O Tribunal de Contas da União (TCU) confirma o constatado pela reportagem. A última estimativa desse órgão fiscalizador é de que R$ 42 bilhões tenham sido distribuídos indevidamente pelo governo federal a 6,4 milhões de pessoas que não teriam direito ao benefício. Essa perspectiva é baseada em pesquisa de 2019 que calculou em 60,5 milhões de brasileiros os aptos a se enquadrar nas regras previstas no auxílio. Para evitar fraudes, o TCU recomendou revisão mensal do cadastro do Ministério da Cidadania.
Integrantes do governo federal ressaltam que os números do TCU são uma projeção e, mesmo que essa perspectiva de irregularidades venha a se confirmar, o benefício já alcançou a cifra de R$ 173 bilhões pagos a 66,7 milhões de brasileiros. Ou seja, os auxílios indevidos não chegariam a 10% dos cadastrados. Por outro lado, sem as fraudes as últimas parcelas de R$ 300 por pessoa poderiam ter chegado a R$ 450 por pessoa.
De concreto, mesmo, o TCU já identificou pagamentos indevidos a 1% dos beneficiados - 620 mil brasileiros, até junho. Esse número pode dobrar, porque ainda não saíram estatísticas de julho e agosto. Fez isso mediante cruzamento de dados da Receita Federal, INSS e folhas de pagamento estatais.
Entre os beneficiados irregularmente, estão 221 mil aposentados do setor privado, 200 mil pessoas que recebem outros auxílios governamentais, 12 mil servidores e pensionistas federais, 122 mil pensionistas e servidores estaduais ou municipais, 17 mil mortos (sim, você leu direito), 21 mil pessoas com CPF nulo (“fantasmas”), e 16 mil pessoas com renda acima do teto previsto.

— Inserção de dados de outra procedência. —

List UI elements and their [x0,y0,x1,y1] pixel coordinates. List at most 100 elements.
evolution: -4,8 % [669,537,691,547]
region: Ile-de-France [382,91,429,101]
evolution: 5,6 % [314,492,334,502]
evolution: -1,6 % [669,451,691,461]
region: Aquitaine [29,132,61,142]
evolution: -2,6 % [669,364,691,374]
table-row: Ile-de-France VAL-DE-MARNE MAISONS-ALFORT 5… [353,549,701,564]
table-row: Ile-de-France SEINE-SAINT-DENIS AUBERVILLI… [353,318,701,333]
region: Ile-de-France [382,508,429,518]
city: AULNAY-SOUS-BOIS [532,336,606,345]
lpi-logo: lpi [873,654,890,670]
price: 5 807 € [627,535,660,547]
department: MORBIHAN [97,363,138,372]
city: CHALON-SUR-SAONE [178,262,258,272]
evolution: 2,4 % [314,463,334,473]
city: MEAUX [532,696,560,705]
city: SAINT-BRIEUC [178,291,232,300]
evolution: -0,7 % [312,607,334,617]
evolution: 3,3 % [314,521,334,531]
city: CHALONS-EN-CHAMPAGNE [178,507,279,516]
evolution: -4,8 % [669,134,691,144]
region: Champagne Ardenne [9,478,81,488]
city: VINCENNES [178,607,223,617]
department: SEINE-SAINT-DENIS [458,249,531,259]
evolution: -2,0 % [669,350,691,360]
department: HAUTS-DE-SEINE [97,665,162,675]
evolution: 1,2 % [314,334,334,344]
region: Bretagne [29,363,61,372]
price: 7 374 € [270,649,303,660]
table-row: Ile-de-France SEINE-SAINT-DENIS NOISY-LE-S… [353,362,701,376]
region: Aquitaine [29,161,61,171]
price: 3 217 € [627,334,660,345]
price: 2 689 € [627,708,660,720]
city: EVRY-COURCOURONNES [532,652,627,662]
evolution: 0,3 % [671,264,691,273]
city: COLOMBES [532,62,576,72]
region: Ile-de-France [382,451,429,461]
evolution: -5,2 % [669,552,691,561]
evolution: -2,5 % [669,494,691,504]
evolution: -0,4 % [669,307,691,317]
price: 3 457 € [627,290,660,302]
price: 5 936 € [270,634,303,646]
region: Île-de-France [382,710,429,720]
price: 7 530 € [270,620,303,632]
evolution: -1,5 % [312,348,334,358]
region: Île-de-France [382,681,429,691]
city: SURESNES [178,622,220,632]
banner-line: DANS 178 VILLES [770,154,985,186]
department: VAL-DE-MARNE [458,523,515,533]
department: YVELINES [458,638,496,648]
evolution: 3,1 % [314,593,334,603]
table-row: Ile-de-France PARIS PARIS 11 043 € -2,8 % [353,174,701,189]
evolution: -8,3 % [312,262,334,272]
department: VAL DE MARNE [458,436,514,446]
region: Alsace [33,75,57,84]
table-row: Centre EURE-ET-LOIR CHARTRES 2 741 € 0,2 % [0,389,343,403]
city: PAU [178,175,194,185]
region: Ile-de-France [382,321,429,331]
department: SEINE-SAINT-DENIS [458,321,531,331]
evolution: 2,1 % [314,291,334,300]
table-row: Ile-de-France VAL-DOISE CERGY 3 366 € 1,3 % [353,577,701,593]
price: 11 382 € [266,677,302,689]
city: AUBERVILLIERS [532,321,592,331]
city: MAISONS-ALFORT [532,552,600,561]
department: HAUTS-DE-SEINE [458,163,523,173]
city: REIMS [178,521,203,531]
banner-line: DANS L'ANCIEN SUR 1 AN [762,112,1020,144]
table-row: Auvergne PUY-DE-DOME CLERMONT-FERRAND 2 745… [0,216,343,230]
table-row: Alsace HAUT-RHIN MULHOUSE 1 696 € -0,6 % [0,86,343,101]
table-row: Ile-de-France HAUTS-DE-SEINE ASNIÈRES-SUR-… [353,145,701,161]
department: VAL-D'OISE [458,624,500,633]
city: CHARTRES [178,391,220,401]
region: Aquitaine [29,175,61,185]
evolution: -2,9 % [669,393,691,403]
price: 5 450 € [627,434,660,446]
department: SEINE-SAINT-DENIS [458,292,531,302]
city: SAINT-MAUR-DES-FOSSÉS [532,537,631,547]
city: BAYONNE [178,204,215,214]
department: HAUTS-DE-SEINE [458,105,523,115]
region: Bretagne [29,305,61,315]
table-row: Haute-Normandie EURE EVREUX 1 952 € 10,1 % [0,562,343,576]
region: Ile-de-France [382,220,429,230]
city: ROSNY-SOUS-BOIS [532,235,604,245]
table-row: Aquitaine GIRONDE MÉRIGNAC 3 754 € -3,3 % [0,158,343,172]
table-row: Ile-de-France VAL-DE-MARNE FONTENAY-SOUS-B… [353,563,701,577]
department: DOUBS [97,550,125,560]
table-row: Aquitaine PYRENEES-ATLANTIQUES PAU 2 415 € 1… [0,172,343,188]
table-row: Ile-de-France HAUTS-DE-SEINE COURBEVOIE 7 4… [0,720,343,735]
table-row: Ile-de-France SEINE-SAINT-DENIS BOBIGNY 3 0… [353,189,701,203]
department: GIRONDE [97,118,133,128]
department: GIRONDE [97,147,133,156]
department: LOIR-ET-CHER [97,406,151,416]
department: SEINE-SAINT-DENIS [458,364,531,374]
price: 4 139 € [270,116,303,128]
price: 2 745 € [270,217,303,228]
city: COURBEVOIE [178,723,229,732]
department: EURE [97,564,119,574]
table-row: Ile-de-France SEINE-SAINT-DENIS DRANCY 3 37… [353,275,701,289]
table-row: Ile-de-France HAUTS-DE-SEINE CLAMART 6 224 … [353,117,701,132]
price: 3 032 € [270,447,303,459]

Só no Rio Grande do Sul, já foram rastreados 20 mil possíveis recebimentos ilegais (até junho, mas a cifra deve ser BEM maior).
E o que é feito com essa gente toda? Bom, 132 mil dos irregulares no país já devolveram os valores recebidos. É uma tentativa de evitar processos criminais. Mas as autoridades estão atrás dos relutantes. A Polícia Federal criou em julho a Base Nacional de Fraudes ao Auxílio Emergencial (BNFAE). Ela usa filtros criados pelo Ministério da Cidadania para verificar quem não se enquadra no auxílio.
Os fraudadores são sujeitos às penas de reclusão de um a cinco anos, acrescida de 1/3 (no caso de estelionato qualificado), de dois a oito anos (no caso de furto qualificado) e de três a oito anos (no caso de o crime ter sido praticado por organização criminosa).
Já para os espertalhões individuais, que não são quadrilheiros e apenas foram gananciosos, cresce entre alguns integrantes do Ministério Público Federal a ideia de que possam evitar a prisão, mediante ressarcimento aos cofres públicos. Para isso, teriam de fazer acordo na Justiça, devolvendo até 10 vezes o valor recebido irregularmente.